As a flower

Raining.... and raining.... as if though the earth should become a river. Sometimes i felt that i am melting in the coldness. I was lonely. What to describe.... what to say.... whom to say.... don't know.

As a 3 old... little girl... i felt that i am the only child in the world. Slowly i felt that i am floating in the sky....between the stars....

"Nimi"..... 

i heard a hard voice of mother and woke up. It was then i realised that i was sleeping till then....suddenly i felt so numb.how beautiful it was being in between stars....all smiling faces....

"Why don't you get up....why should you sit there itself and don't you know its your routine""

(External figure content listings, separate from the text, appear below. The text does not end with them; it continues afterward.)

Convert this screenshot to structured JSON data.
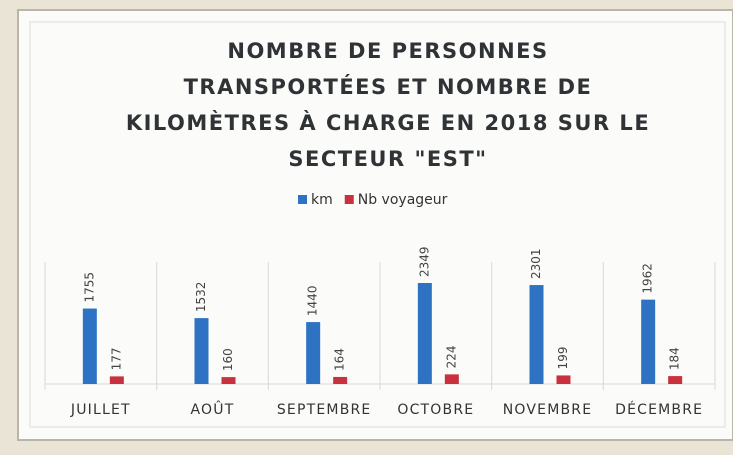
{
  "chart_data": {
    "type": "bar",
    "title": [
      "NOMBRE DE PERSONNES",
      "TRANSPORTÉES ET NOMBRE DE",
      "KILOMÈTRES À CHARGE EN 2018 SUR LE",
      "SECTEUR \"EST\""
    ],
    "categories": [
      "JUILLET",
      "AOÛT",
      "SEPTEMBRE",
      "OCTOBRE",
      "NOVEMBRE",
      "DÉCEMBRE"
    ],
    "series": [
      {
        "name": "km",
        "color": "#2e72c4",
        "values": [
          1755,
          1532,
          1440,
          2349,
          2301,
          1962
        ]
      },
      {
        "name": "Nb voyageur",
        "color": "#c8313d",
        "values": [
          177,
          160,
          164,
          224,
          199,
          184
        ]
      }
    ],
    "ylim": [
      0,
      3000
    ]
  }
}
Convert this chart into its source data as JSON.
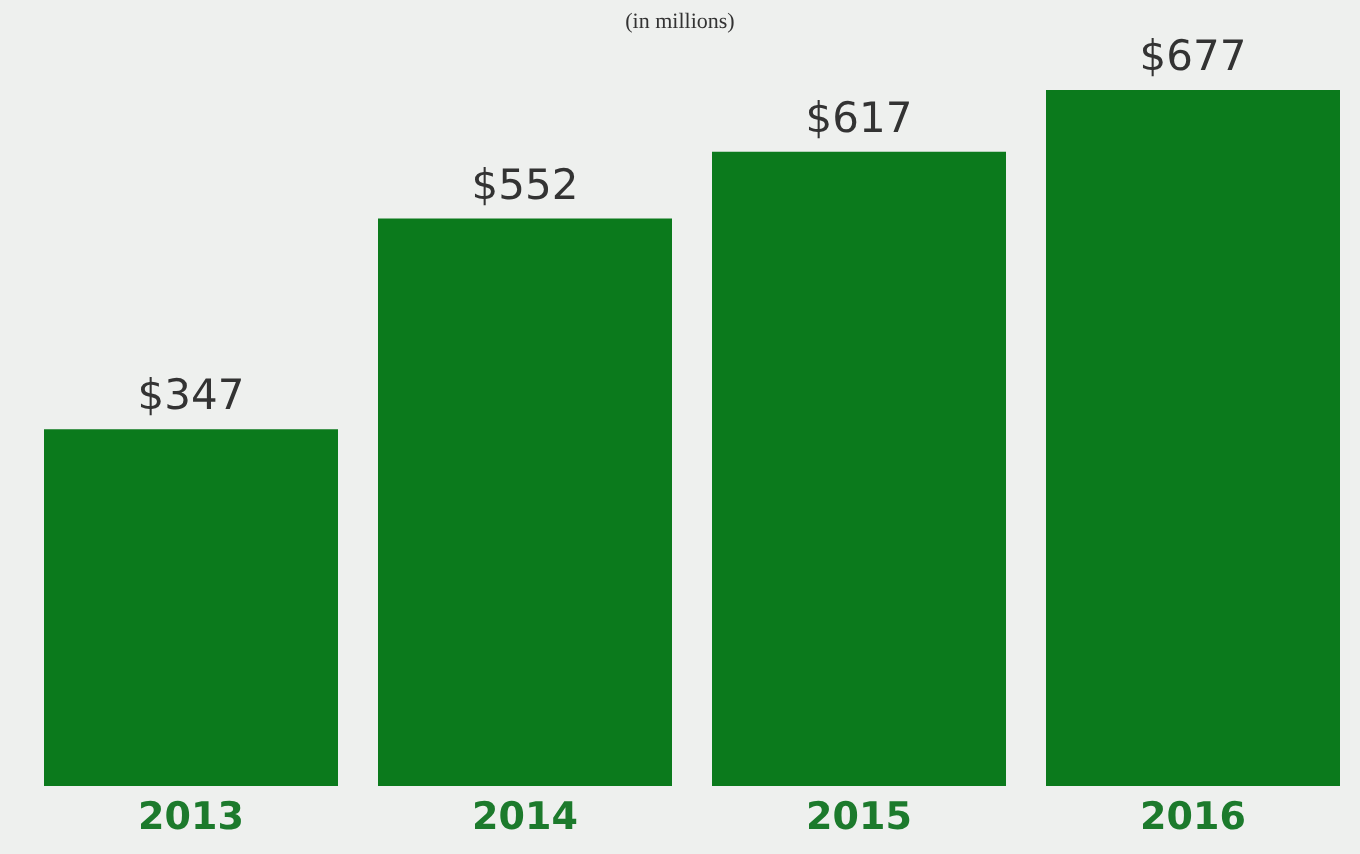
{
  "chart_data": {
    "type": "bar",
    "title": "(in millions)",
    "categories": [
      "2013",
      "2014",
      "2015",
      "2016"
    ],
    "values": [
      347,
      552,
      617,
      677
    ],
    "value_labels": [
      "$347",
      "$552",
      "$617",
      "$677"
    ],
    "color": "#0b7a1c"
  }
}
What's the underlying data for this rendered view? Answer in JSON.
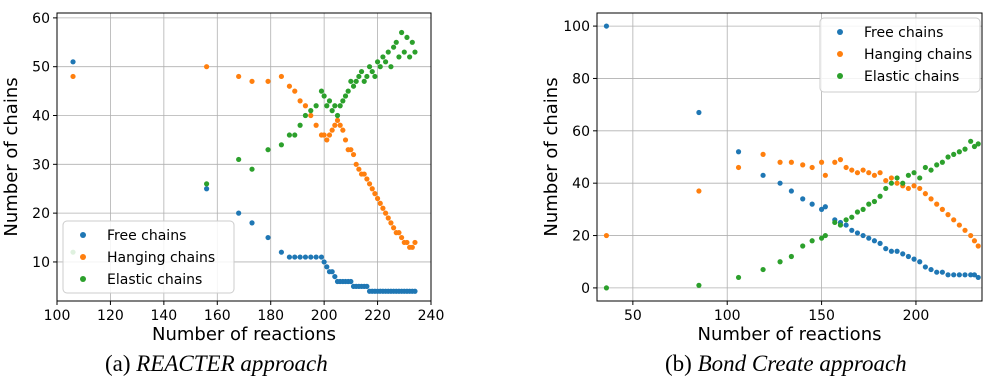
{
  "colors": {
    "free": "#1f77b4",
    "hanging": "#ff7f0e",
    "elastic": "#2ca02c"
  },
  "chart_data": [
    {
      "type": "scatter",
      "caption_label": "(a)",
      "caption_name": "REACTER approach",
      "xlabel": "Number of reactions",
      "ylabel": "Number of chains",
      "xlim": [
        100,
        240
      ],
      "ylim": [
        2,
        61
      ],
      "xticks": [
        100,
        120,
        140,
        160,
        180,
        200,
        220,
        240
      ],
      "yticks": [
        10,
        20,
        30,
        40,
        50,
        60
      ],
      "grid": true,
      "legend_position": "lower-left",
      "series": [
        {
          "name": "Free chains",
          "x": [
            106,
            156,
            168,
            173,
            179,
            184,
            187,
            189,
            191,
            193,
            195,
            197,
            199,
            200,
            201,
            202,
            203,
            204,
            205,
            206,
            207,
            208,
            209,
            210,
            211,
            212,
            213,
            214,
            215,
            216,
            217,
            218,
            219,
            220,
            221,
            222,
            223,
            224,
            225,
            226,
            227,
            228,
            229,
            230,
            231,
            232,
            233,
            234
          ],
          "y": [
            51,
            25,
            20,
            18,
            15,
            12,
            11,
            11,
            11,
            11,
            11,
            11,
            11,
            10,
            9,
            8,
            8,
            7,
            6,
            6,
            6,
            6,
            6,
            6,
            5,
            5,
            5,
            5,
            5,
            5,
            4,
            4,
            4,
            4,
            4,
            4,
            4,
            4,
            4,
            4,
            4,
            4,
            4,
            4,
            4,
            4,
            4,
            4
          ]
        },
        {
          "name": "Hanging chains",
          "x": [
            106,
            156,
            168,
            173,
            179,
            184,
            187,
            189,
            191,
            193,
            195,
            197,
            199,
            200,
            201,
            202,
            203,
            204,
            205,
            206,
            207,
            208,
            209,
            210,
            211,
            212,
            213,
            214,
            215,
            216,
            217,
            218,
            219,
            220,
            221,
            222,
            223,
            224,
            225,
            226,
            227,
            228,
            229,
            230,
            231,
            232,
            233,
            234
          ],
          "y": [
            48,
            50,
            48,
            47,
            47,
            48,
            46,
            45,
            43,
            42,
            40,
            38,
            36,
            36,
            35,
            36,
            37,
            38,
            39,
            38,
            37,
            35,
            33,
            33,
            32,
            30,
            29,
            28,
            28,
            27,
            26,
            25,
            24,
            23,
            22,
            21,
            20,
            19,
            18,
            17,
            16,
            16,
            15,
            14,
            14,
            13,
            13,
            14
          ]
        },
        {
          "name": "Elastic chains",
          "x": [
            106,
            156,
            168,
            173,
            179,
            184,
            187,
            189,
            191,
            193,
            195,
            197,
            199,
            200,
            201,
            202,
            203,
            204,
            205,
            206,
            207,
            208,
            209,
            210,
            211,
            212,
            213,
            214,
            215,
            216,
            217,
            218,
            219,
            220,
            221,
            222,
            223,
            224,
            225,
            226,
            227,
            228,
            229,
            230,
            231,
            232,
            233,
            234
          ],
          "y": [
            12,
            26,
            31,
            29,
            33,
            34,
            36,
            36,
            38,
            40,
            41,
            42,
            45,
            44,
            42,
            43,
            41,
            42,
            40,
            42,
            43,
            44,
            45,
            47,
            46,
            47,
            48,
            49,
            47,
            48,
            50,
            49,
            48,
            51,
            50,
            52,
            51,
            53,
            50,
            54,
            55,
            52,
            57,
            53,
            56,
            52,
            55,
            53
          ]
        }
      ]
    },
    {
      "type": "scatter",
      "caption_label": "(b)",
      "caption_name": "Bond Create approach",
      "xlabel": "Number of reactions",
      "ylabel": "Number of chains",
      "xlim": [
        31,
        235
      ],
      "ylim": [
        -5,
        105
      ],
      "xticks": [
        50,
        100,
        150,
        200
      ],
      "yticks": [
        0,
        20,
        40,
        60,
        80,
        100
      ],
      "grid": true,
      "legend_position": "upper-right",
      "series": [
        {
          "name": "Free chains",
          "x": [
            36,
            85,
            106,
            119,
            128,
            134,
            140,
            145,
            150,
            152,
            157,
            160,
            163,
            166,
            169,
            172,
            175,
            178,
            181,
            184,
            187,
            190,
            193,
            196,
            199,
            202,
            205,
            208,
            211,
            214,
            217,
            220,
            223,
            226,
            229,
            231,
            233
          ],
          "y": [
            100,
            67,
            52,
            43,
            40,
            37,
            34,
            32,
            30,
            31,
            26,
            25,
            24,
            22,
            21,
            20,
            19,
            18,
            17,
            15,
            14,
            14,
            13,
            12,
            11,
            10,
            8,
            7,
            6,
            6,
            5,
            5,
            5,
            5,
            5,
            5,
            4
          ]
        },
        {
          "name": "Hanging chains",
          "x": [
            36,
            85,
            106,
            119,
            128,
            134,
            140,
            145,
            150,
            152,
            157,
            160,
            163,
            166,
            169,
            172,
            175,
            178,
            181,
            184,
            187,
            190,
            193,
            196,
            199,
            202,
            205,
            208,
            211,
            214,
            217,
            220,
            223,
            226,
            229,
            231,
            233
          ],
          "y": [
            20,
            37,
            46,
            51,
            48,
            48,
            47,
            46,
            48,
            43,
            48,
            49,
            46,
            45,
            44,
            45,
            44,
            43,
            44,
            41,
            42,
            40,
            39,
            38,
            39,
            38,
            36,
            34,
            32,
            30,
            28,
            26,
            24,
            22,
            20,
            18,
            16
          ]
        },
        {
          "name": "Elastic chains",
          "x": [
            36,
            85,
            106,
            119,
            128,
            134,
            140,
            145,
            150,
            152,
            157,
            160,
            163,
            166,
            169,
            172,
            175,
            178,
            181,
            184,
            187,
            190,
            193,
            196,
            199,
            202,
            205,
            208,
            211,
            214,
            217,
            220,
            223,
            226,
            229,
            231,
            233
          ],
          "y": [
            0,
            1,
            4,
            7,
            10,
            12,
            16,
            18,
            19,
            20,
            25,
            24,
            26,
            27,
            29,
            30,
            32,
            33,
            35,
            38,
            40,
            42,
            40,
            43,
            44,
            42,
            46,
            45,
            47,
            48,
            50,
            51,
            52,
            53,
            56,
            54,
            55
          ]
        }
      ]
    }
  ]
}
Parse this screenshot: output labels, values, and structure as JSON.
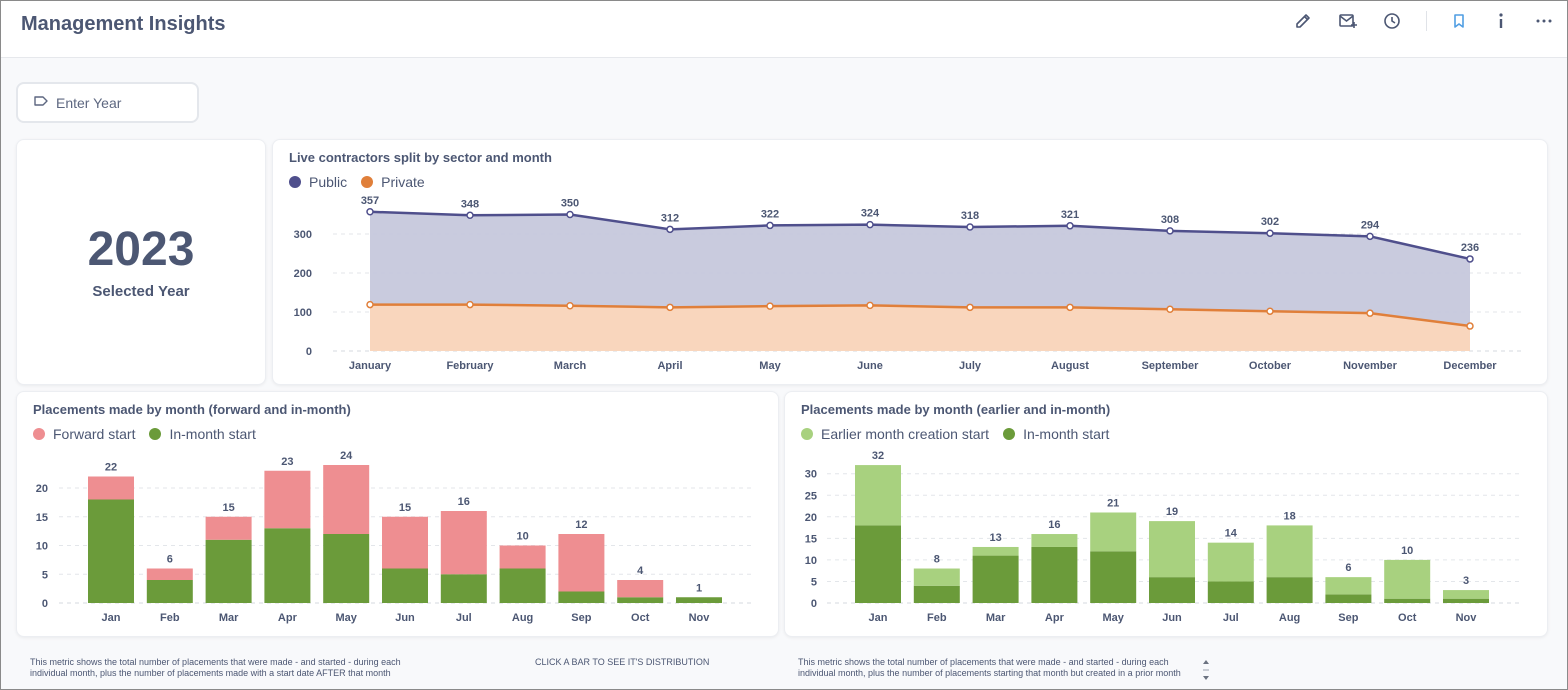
{
  "header": {
    "title": "Management Insights",
    "icons": [
      "edit-icon",
      "subscription-icon",
      "history-icon",
      "bookmark-icon",
      "info-icon",
      "more-icon"
    ]
  },
  "filter": {
    "label": "Enter Year",
    "icon": "tag-icon"
  },
  "scalar": {
    "value": "2023",
    "label": "Selected Year"
  },
  "notes": {
    "left": "This metric shows the total number of placements that were made - and started - during each individual month, plus the number of placements made with a start date AFTER that month",
    "center": "CLICK A BAR TO SEE IT'S DISTRIBUTION",
    "right": "This metric shows the total number of placements that were made - and started - during each individual month, plus the number of placements starting that month but created in a prior month"
  },
  "colors": {
    "public": "#4f4f8c",
    "public_fill": "#c6c8dc",
    "private": "#e07f3a",
    "private_fill": "#f9d6bd",
    "forward": "#ee8e91",
    "inmonth": "#6b9b3a",
    "earlier": "#a8d17f"
  },
  "chart_data": [
    {
      "type": "area",
      "title": "Live contractors split by sector and month",
      "categories": [
        "January",
        "February",
        "March",
        "April",
        "May",
        "June",
        "July",
        "August",
        "September",
        "October",
        "November",
        "December"
      ],
      "series": [
        {
          "name": "Public",
          "values": [
            357,
            348,
            350,
            312,
            322,
            324,
            318,
            321,
            308,
            302,
            294,
            236
          ]
        },
        {
          "name": "Private",
          "values": [
            119,
            119,
            116,
            112,
            115,
            117,
            112,
            112,
            107,
            102,
            97,
            64
          ]
        }
      ],
      "yticks": [
        0,
        100,
        200,
        300
      ],
      "ylim": [
        0,
        380
      ],
      "data_labels": [
        "357",
        "348",
        "350",
        "312",
        "322",
        "324",
        "318",
        "321",
        "308",
        "302",
        "294",
        "236"
      ]
    },
    {
      "type": "bar",
      "stacked": true,
      "title": "Placements made by month (forward and in-month)",
      "categories": [
        "Jan",
        "Feb",
        "Mar",
        "Apr",
        "May",
        "Jun",
        "Jul",
        "Aug",
        "Sep",
        "Oct",
        "Nov"
      ],
      "series": [
        {
          "name": "Forward start",
          "values": [
            4,
            2,
            4,
            10,
            12,
            9,
            11,
            4,
            10,
            3,
            0
          ]
        },
        {
          "name": "In-month start",
          "values": [
            18,
            4,
            11,
            13,
            12,
            6,
            5,
            6,
            2,
            1,
            1
          ]
        }
      ],
      "totals": [
        "22",
        "6",
        "15",
        "23",
        "24",
        "15",
        "16",
        "10",
        "12",
        "4",
        "1"
      ],
      "yticks": [
        0,
        5,
        10,
        15,
        20
      ],
      "ylim": [
        0,
        26
      ]
    },
    {
      "type": "bar",
      "stacked": true,
      "title": "Placements made by month (earlier and in-month)",
      "categories": [
        "Jan",
        "Feb",
        "Mar",
        "Apr",
        "May",
        "Jun",
        "Jul",
        "Aug",
        "Sep",
        "Oct",
        "Nov"
      ],
      "series": [
        {
          "name": "Earlier month creation start",
          "values": [
            14,
            4,
            2,
            3,
            9,
            13,
            9,
            12,
            4,
            9,
            2
          ]
        },
        {
          "name": "In-month start",
          "values": [
            18,
            4,
            11,
            13,
            12,
            6,
            5,
            6,
            2,
            1,
            1
          ]
        }
      ],
      "totals": [
        "32",
        "8",
        "13",
        "16",
        "21",
        "19",
        "14",
        "18",
        "6",
        "10",
        "3"
      ],
      "yticks": [
        0,
        5,
        10,
        15,
        20,
        25,
        30
      ],
      "ylim": [
        0,
        33
      ]
    }
  ]
}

Mother was shouting....and i wondered what i had to do after getting my routines done.... did i had somewhere to go....or do anything....i sat blankly.

These were my first thoughts which came into my mind when i think of my childhood. It was when i reached ten years old,  that i realized how unaware of circumstances i was as a small child....how much i suffered of my innocence. Even at my 40's i feel sad of my self.

I was grown up afraid of my mother actually.i didnt know whom all i had as relatives.i had my grandmother with me..in that house and also my aunt who was mentally retarded.i didn't understand why my aunt was closed in a room always while others roamed about. Rarely did she come out of the room. She never talked any thing to anyone. She just murmered something to herself. But i loved her even though she never talked to me. At my small age i didn't understand why she never talked to me.